In diesem Zusammenhang erzählte der Dokumentarfilm Traslados von Nicolás Gil Lavedra von den “Vuelos de la muerte”, den Todesflügen der Militärdiktatur Videlas. Minutiös recherchiertes, ausführliches Archivmaterial zeichnet auf niederschmetternde Weise die barbarische Methode nach, mit der tausende Menschen unter Drogeneinfluss von Flugzeugen ins Meer geworfen wurden. Viele Verschwundene wurden an der Küste Uruguays angeschwemmt. Filme wie dieser sind umso wichtiger in Zeiten, in denen populistische Regierungen versuchen, Staatsterror totzuschweigen und den künstlerischen Ausdruck mundtot zu machen.
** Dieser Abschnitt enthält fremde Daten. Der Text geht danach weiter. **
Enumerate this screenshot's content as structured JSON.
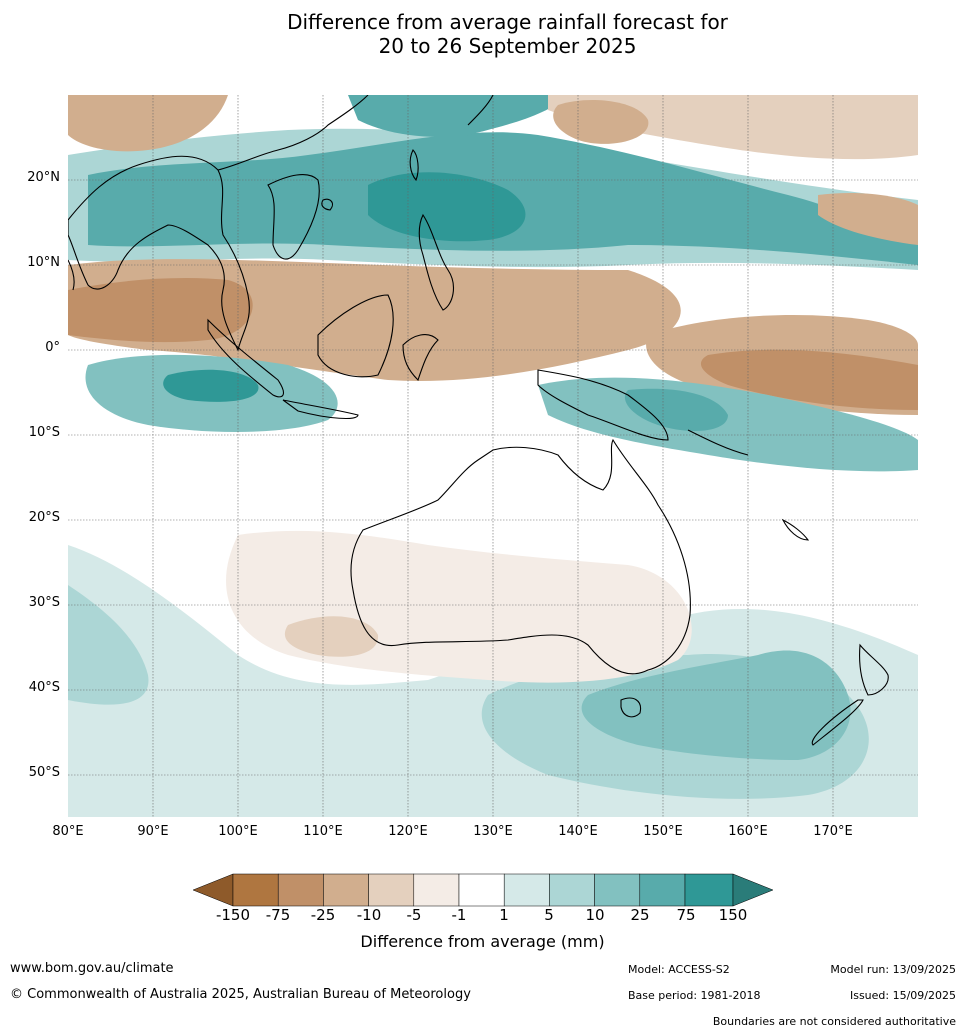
{
  "title_line1": "Difference from average rainfall forecast for",
  "title_line2": "20 to 26 September 2025",
  "lat_labels": [
    "20°N",
    "10°N",
    "0°",
    "10°S",
    "20°S",
    "30°S",
    "40°S",
    "50°S"
  ],
  "lon_labels": [
    "80°E",
    "90°E",
    "100°E",
    "110°E",
    "120°E",
    "130°E",
    "140°E",
    "150°E",
    "160°E",
    "170°E"
  ],
  "colorbar": {
    "ticks": [
      "-150",
      "-75",
      "-25",
      "-10",
      "-5",
      "-1",
      "1",
      "5",
      "10",
      "25",
      "75",
      "150"
    ],
    "colors": [
      "#8e5a2a",
      "#af7640",
      "#c09068",
      "#d1ae8e",
      "#e4d0be",
      "#f4ece6",
      "#ffffff",
      "#d5e9e8",
      "#acd6d5",
      "#82c1c0",
      "#58abab",
      "#2f9896",
      "#2a7c79"
    ],
    "label": "Difference from average (mm)"
  },
  "footer": {
    "website": "www.bom.gov.au/climate",
    "copyright": "© Commonwealth of Australia 2025, Australian Bureau of Meteorology",
    "model": "Model: ACCESS-S2",
    "base_period": "Base period: 1981-2018",
    "model_run": "Model run: 13/09/2025",
    "issued": "Issued: 15/09/2025",
    "disclaimer": "Boundaries are not considered authoritative"
  }
}
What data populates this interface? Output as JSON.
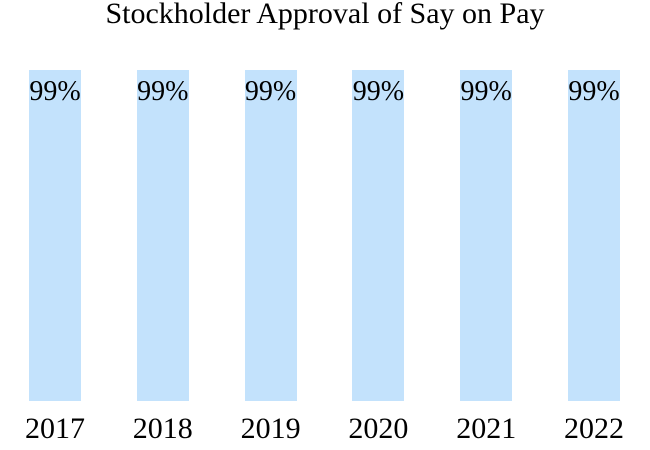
{
  "title": "Stockholder Approval of Say on Pay",
  "colors": {
    "background": "#ffffff",
    "bar_fill": "#c3e2fc",
    "text": "#000000"
  },
  "chart_data": {
    "type": "bar",
    "title": "Stockholder Approval of Say on Pay",
    "categories": [
      "2017",
      "2018",
      "2019",
      "2020",
      "2021",
      "2022"
    ],
    "values": [
      99,
      99,
      99,
      99,
      99,
      99
    ],
    "value_labels": [
      "99%",
      "99%",
      "99%",
      "99%",
      "99%",
      "99%"
    ],
    "xlabel": "",
    "ylabel": "",
    "ylim": [
      0,
      100
    ],
    "grid": false,
    "legend": false,
    "axes_visible": false,
    "value_label_position": "inside-top",
    "legend_position": "none"
  }
}
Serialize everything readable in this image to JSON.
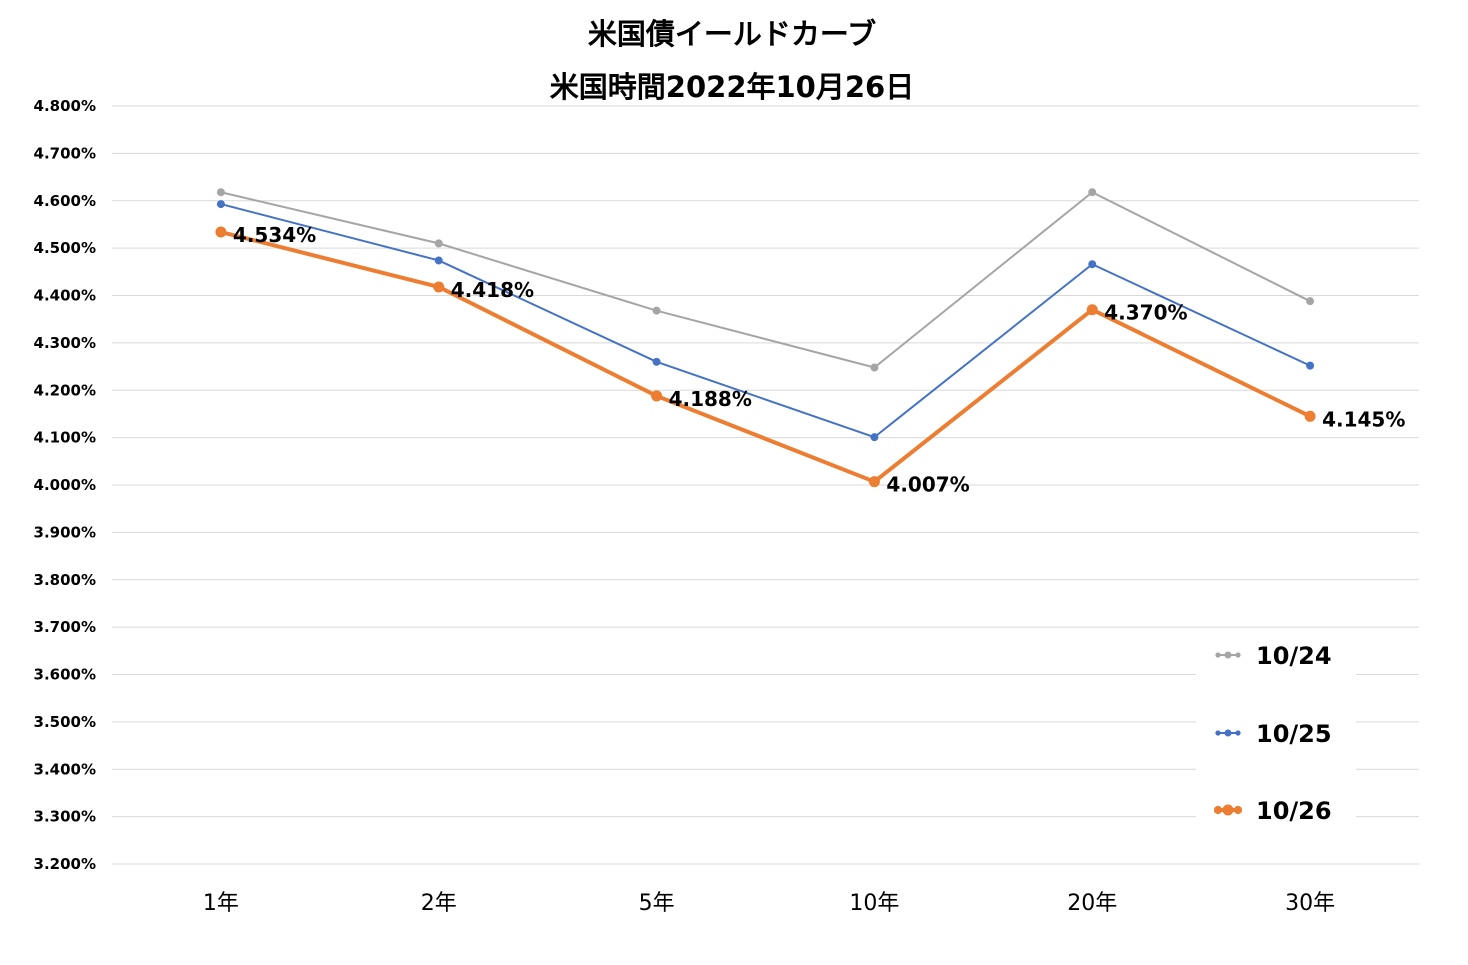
{
  "chart_data": {
    "type": "line",
    "title": "米国債イールドカーブ",
    "subtitle": "米国時間2022年10月26日",
    "categories": [
      "1年",
      "2年",
      "5年",
      "10年",
      "20年",
      "30年"
    ],
    "ylim": [
      3.2,
      4.8
    ],
    "ytick_step": 0.1,
    "ytick_labels": [
      "4.800%",
      "4.700%",
      "4.600%",
      "4.500%",
      "4.400%",
      "4.300%",
      "4.200%",
      "4.100%",
      "4.000%",
      "3.900%",
      "3.800%",
      "3.700%",
      "3.600%",
      "3.500%",
      "3.400%",
      "3.300%",
      "3.200%"
    ],
    "grid": true,
    "legend_position": "bottom-right",
    "series": [
      {
        "name": "10/24",
        "color": "#a5a5a5",
        "values": [
          4.618,
          4.51,
          4.368,
          4.248,
          4.618,
          4.388
        ]
      },
      {
        "name": "10/25",
        "color": "#4472c4",
        "values": [
          4.593,
          4.474,
          4.26,
          4.101,
          4.466,
          4.252
        ]
      },
      {
        "name": "10/26",
        "color": "#ed7d31",
        "values": [
          4.534,
          4.418,
          4.188,
          4.007,
          4.37,
          4.145
        ],
        "data_labels": [
          "4.534%",
          "4.418%",
          "4.188%",
          "4.007%",
          "4.370%",
          "4.145%"
        ]
      }
    ]
  }
}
Beim Verlesen von Rebordinos’ Manifest waren unter anderem Regisseur Diego Lerman und Schauspieler Leonardo Sbaraglia präsent, deren von Netflix produzierter Wettbewerbsfilm El hombre que amaba los platos voladores wenige Minuten zuvor tobenden Applaus geerntet hatte. In der skurrilen und wahren Geschichte aus dem Jahr 1986 reisen der Journalist José de Zer und sein Kameramann Chango auf Einladung von zwei zwielichtigen Gestalten, die von paranormalen Phänomenen erzählen, in das Dorf La Candelaria in die Provinz Córdoba. Dort angekommen gibt es jedoch nichts Interessantes zu berichten: Ein abgebranntes Kornfeld in den Bergen ist alles, was die beiden Besucher vorfinden. Mit viel Einfallsreichtum schaffte José de Zer dennoch eine bemerkenswerte Berichterstattung über außerirdische Präsenz, die in die Geschichte des argentinischen Fernsehens einging. Dafür nahm er es mit der Wahrheit nicht sehr genau und scheute keine Mühe, um die Zuschauer*innen vor dem Bildschirm zu fesseln: Der Journalist organisierte einen Helikopter und trainierte die Einwohner*innen, um sie als Zeug*innen von Ufosichtungen vorzuführen. Dabei war keine Erzählung absurd genug: Ein kleiner Junge mit hell gefärbten Haaren sollte etwa voller Angst berichten, wie sein Haar durch ein außerirdisches Licht plötzlich weiß wurde. Für die grenzenlos phantasievollen Reportagen wird José de Zer noch heute verehrt. Eine fantasievolle Geschichte voller Humor und Leichtigkeit – willkommene Abwechslung zu den in vielen anderen Filmen präsenten düsteren politischen Realitäten.